Na sexta-feira passada fui a uma loja comprar um relógio. Ao meu lado estava uma senhora idosa que olhou para a funcionária e exclamou: estou cansada! Logo a seguir acrescentou: mas alguns novos também já nascem cansados! Claramente tinha de responder, virei-me a concordar: eu posso testemunhar! Ficámos, então, a falar dos seus netos, um dos quais está a estudar na mesma faculdade que eu tinha e nesse mesmo dia teve uma frequência. O problema? Nem a senhora, nem eu estávamos a gozar. Este é um mundo que, mais do que ser ele próprio exaustivo, foi feito para nos esgotar.

Em casa, já depois desse episódio, fiquei a pensar no assunto e relacionei-o com aquilo que senti a minha semana toda: uma preguiça imensa. Digo preguiça e não cansaço, porque, por algum motivo, faltava motivação. Estou a fazer aquilo que gosto, estudar, sendo um trabalho muito especial, porque é flexível e com responsabilidades muito mais abstratas, apesar de existentes, do que a de um trabalhador. É por esta flexibilidade, aliada ao poderio da juventude, que estes anos são considerados os melhores das nossas vidas. Então como é que nos melhores anos das nossas vidas nos sentamos no sofá, pomo-nos a lamentar e a tentar entrar numa realidade paralela através de livros, séries e filmes, esquecendo a nossa própria existência (salvaguardando, talvez, somente as emoções)? Em primeiro lugar, o nosso privilégio. Tivéssemos nascido noutro local e nem sonharíamos com esta possibilidade. Mas isto é claramente um cansaço para com a nossa vida que é extremamente preocupante. Em jovens entre 15 e 34 anos, o suicídio é a segunda causa de morte, tanto em Portugal, como na Europa. Em média, a cada dia que passa 3 pessoas decidem por termo à sua vida em Portugal. Estes são dados que a Ordem dos Psicólogos lançou em 2021 e que são o exponente máximo daquilo que vos trago.

De onde vem este cansaço e como será possível nascer assim?
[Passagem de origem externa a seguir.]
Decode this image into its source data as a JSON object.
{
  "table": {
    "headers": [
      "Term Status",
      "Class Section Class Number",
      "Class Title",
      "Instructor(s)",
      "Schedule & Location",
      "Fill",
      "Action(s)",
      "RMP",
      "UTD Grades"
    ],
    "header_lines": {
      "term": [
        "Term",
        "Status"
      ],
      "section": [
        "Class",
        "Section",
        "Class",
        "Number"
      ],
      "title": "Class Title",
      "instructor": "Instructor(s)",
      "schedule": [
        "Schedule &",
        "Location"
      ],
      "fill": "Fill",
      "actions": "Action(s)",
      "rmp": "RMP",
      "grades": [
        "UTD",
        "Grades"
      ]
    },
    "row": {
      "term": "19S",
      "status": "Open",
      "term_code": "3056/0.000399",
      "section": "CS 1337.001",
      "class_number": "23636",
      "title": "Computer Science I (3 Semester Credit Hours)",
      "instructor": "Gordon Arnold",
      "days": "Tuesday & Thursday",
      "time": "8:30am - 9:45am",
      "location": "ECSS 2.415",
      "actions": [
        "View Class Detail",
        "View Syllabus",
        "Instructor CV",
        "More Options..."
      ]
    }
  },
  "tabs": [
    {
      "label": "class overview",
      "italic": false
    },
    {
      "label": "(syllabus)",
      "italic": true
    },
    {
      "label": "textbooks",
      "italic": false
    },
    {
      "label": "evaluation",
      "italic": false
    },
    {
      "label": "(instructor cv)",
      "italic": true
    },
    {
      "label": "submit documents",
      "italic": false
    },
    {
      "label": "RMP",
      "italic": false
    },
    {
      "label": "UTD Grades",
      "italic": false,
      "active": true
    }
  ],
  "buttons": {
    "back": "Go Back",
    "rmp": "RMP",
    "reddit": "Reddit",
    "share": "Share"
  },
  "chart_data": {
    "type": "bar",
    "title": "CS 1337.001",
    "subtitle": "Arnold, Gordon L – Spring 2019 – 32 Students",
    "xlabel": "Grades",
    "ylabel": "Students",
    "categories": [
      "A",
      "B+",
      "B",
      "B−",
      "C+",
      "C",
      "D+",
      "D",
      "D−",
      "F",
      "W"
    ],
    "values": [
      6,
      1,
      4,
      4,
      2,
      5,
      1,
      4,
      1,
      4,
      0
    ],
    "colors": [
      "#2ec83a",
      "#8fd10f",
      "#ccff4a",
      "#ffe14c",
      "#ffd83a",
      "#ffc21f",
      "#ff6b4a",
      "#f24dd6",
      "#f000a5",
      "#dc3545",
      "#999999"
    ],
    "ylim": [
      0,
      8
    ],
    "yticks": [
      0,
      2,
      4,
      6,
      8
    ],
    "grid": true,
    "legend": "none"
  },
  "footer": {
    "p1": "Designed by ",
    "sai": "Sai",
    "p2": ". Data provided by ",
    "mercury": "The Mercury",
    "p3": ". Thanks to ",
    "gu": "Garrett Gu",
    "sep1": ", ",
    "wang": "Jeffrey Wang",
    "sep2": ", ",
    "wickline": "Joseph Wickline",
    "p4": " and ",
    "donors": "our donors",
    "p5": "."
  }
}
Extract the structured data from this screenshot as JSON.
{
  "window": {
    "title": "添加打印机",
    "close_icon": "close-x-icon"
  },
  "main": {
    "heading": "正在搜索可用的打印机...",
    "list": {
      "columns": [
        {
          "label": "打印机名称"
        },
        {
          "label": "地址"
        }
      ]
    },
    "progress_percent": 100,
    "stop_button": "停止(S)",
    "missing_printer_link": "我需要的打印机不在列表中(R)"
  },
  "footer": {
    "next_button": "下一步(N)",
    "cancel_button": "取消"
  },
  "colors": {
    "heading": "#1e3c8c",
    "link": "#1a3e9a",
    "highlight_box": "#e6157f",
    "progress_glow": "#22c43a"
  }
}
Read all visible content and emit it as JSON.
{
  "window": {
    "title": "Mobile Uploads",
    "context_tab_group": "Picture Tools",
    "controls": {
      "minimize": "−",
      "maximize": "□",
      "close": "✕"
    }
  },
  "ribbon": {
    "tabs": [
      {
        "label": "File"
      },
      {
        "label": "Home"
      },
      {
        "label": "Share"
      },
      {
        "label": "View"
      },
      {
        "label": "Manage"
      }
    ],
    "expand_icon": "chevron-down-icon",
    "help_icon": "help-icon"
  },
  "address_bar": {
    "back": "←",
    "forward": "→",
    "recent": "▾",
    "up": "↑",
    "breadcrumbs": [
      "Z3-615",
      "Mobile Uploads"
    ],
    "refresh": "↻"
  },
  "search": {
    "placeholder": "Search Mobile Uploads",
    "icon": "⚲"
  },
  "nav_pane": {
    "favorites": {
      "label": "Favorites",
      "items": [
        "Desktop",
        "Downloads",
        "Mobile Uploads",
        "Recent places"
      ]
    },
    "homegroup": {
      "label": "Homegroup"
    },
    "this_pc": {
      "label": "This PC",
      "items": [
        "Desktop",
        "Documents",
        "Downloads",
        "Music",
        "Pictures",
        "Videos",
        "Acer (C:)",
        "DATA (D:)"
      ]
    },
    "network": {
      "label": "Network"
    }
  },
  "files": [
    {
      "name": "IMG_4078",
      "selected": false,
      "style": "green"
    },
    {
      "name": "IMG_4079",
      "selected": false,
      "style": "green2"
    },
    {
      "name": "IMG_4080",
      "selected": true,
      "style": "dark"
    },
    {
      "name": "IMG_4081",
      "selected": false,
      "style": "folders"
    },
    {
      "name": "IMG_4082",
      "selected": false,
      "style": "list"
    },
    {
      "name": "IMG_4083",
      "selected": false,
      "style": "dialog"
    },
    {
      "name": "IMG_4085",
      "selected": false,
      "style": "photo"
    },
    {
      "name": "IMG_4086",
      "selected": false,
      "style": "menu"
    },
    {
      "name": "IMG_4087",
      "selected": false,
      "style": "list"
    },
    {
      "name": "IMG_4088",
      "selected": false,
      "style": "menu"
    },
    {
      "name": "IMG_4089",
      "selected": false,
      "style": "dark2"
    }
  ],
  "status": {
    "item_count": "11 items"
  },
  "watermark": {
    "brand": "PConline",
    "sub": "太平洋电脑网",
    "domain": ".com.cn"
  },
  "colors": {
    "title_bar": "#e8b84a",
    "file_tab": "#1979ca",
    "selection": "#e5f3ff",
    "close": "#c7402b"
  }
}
Vivemos num mundo que pega nas pessoas e os mergulha em trabalho. Mergulha em publicidade. Mergulha em valores autodestrutivos, como a competitividade. O nosso sistema tem como propósito produzir riqueza para a acumular e não para distribuir. Agora, desde que nascemos, colocam-nos na cabeça a necessidade de nos vendermos das mais variadas formas se quisermos alimentar a nossa família.

Mais do que tudo, sentimos a necessidade de vender o nosso tempo. Horas extraordinárias se não forem feitas é porque os trabalhadores são preguiçosos. Mesmo nos casos mais flagrantes a comunidade mostra-se o pior dos inimigos quando olha de lados os médicos do SNS, quando muitas vezes estes quase que abdicam da sua vida privada para manter um direito humano funcional. A forma como nos enterraram estas noções fazem-nos olhar de lado para aqueles que são nossos irmãos. Somos educados a duvidar de toda a gente, porque todos são potenciais concorrentes, neste sistema onde a competitividade, uma suposta meritocracia, impera. A produtividade tornou-se um mantra e um perseguidor.

E mesmo quando temos algum tempo para nós, aquilo que nos ensinam é para arranjarmos um passatempo. Leitores e leitoras, a língua importa: dizermos passatempos e não aproveita-tempos ou hora-de-prazer não será por acaso. Algo está muito errado quando sortudos seres dotados de vida como nós, querem simplesmente deixar o tempo correr, sem o aproveitar.

Tendo abordado questões relacionadas com suicídio considero importante aqui deixar o conselho que se condira mais importante: pedir ajuda. Linhas como o 112 ou 808 24 24 24 (linha do SNS) dão apoio. Todas as vidas são preciosas.